① 「求める商品を提供する会社」を知らせてくれる
営業マン側からいうと、新規顧客の開拓。「自分が求める商品を売っている会社」を探している顧客に接触することで、よりよい商品を購入する機械を顧客にもたらす。
② 自分が知らなかった商品の使用法、利用法を知らせてくれる
商品知識を持った営業マンとの会話の中で、自分が使っている商品の新たな活用法を認識する。
③ 自分が知らなかった新しい商品を知らせてくれる
営業マンからアプローチされることで、自分にとって利便性がある商品の存在を知ることが可能になる。
④ 購入までのプロセスを手伝ってくれる
営業マンが過去の他社での導入効果のデータや商品の機能に関する説明資料を提供して、購入手続きを支援する。
近年、インターネットのホームページを充実させれば購入見込み客が黙っていても問い合わせてくるとか、バナー広告やアフェリエイトでの販売促進とか、営業マンがいなくても商品が売れるような話がもてはやされているように見えます。
しかし、こうした販売手法は、営業という世界のほんの一部分です。
インターネット通販で商品を購入するのは、「私はこういう商品が欲しい」と明確に認識できている人だけです。

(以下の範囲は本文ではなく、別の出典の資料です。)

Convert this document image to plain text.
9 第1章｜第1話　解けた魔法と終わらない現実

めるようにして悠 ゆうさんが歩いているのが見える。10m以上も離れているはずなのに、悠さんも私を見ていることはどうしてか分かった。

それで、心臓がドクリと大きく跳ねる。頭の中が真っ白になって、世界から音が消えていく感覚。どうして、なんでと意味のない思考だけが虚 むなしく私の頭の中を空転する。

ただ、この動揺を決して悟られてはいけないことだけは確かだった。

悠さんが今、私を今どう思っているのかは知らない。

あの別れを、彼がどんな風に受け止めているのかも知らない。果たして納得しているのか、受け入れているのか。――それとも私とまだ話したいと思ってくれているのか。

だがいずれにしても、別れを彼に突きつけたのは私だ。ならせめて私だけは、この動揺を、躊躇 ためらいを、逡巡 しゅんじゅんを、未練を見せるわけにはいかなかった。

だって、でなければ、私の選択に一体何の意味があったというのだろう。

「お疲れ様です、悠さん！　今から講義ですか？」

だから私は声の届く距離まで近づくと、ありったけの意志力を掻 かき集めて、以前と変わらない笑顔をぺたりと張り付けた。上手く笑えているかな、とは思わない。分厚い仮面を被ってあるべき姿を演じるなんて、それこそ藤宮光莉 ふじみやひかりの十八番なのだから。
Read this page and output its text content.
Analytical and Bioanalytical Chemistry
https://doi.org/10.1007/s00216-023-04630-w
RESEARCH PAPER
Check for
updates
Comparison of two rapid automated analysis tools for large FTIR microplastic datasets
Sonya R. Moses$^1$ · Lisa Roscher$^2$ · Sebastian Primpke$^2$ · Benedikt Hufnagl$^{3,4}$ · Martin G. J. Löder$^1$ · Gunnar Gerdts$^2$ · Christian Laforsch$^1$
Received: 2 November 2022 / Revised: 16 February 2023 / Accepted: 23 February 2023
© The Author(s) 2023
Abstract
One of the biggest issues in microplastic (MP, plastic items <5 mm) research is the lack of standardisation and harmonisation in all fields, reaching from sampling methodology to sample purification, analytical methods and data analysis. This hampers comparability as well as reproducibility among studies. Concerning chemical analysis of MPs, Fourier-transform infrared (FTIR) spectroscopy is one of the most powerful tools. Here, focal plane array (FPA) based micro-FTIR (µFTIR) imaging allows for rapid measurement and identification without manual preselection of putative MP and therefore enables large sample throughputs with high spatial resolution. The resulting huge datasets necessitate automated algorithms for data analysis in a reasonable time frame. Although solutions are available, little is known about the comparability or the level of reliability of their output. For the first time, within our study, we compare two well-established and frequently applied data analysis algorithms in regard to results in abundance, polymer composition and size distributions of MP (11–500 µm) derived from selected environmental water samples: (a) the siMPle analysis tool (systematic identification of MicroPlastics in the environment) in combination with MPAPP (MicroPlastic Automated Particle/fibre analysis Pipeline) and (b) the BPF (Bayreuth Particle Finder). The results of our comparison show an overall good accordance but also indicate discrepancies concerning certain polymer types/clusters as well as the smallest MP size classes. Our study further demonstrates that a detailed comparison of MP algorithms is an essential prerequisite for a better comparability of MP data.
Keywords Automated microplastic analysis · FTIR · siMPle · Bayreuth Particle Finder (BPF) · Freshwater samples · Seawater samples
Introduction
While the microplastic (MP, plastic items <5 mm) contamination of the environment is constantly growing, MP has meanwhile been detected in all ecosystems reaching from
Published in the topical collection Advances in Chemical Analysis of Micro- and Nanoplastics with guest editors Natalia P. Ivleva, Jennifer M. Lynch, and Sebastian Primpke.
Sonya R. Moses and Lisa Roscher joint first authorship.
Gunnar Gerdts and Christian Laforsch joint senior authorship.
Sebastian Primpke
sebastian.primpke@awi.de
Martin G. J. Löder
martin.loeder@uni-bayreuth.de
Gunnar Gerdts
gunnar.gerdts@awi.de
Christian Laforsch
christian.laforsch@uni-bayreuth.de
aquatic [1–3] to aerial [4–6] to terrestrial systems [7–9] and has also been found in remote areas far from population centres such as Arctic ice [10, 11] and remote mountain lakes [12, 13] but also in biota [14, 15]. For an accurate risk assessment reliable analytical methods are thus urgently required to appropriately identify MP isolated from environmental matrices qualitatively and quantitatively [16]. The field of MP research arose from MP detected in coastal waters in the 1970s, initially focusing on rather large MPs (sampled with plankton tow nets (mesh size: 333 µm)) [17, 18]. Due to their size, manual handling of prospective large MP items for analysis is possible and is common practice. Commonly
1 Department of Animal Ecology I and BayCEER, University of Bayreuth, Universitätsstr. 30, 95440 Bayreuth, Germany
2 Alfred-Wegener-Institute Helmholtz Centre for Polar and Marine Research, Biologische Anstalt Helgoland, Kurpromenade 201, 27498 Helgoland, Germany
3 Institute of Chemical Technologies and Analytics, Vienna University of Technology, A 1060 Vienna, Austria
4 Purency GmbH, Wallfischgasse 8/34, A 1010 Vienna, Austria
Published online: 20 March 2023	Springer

もちろんホームページで商品の効能を効果的にアピールできていれば、ヤフーやグーグルなどの検索エンジンを経由して購入見込み客が集まるかも知れません。しかし、上述の③や④の部分は、営業マンがいなければ実現できない機能です。
かけがえのない役割を果たしているからこそ、商品の粗利額の6割もの人件費を投入して、売上を獲得するわけです。
このように、経理の数字から分析することでも、営業部門、営業マンが果たす役割と重要性が理解できるでしょう。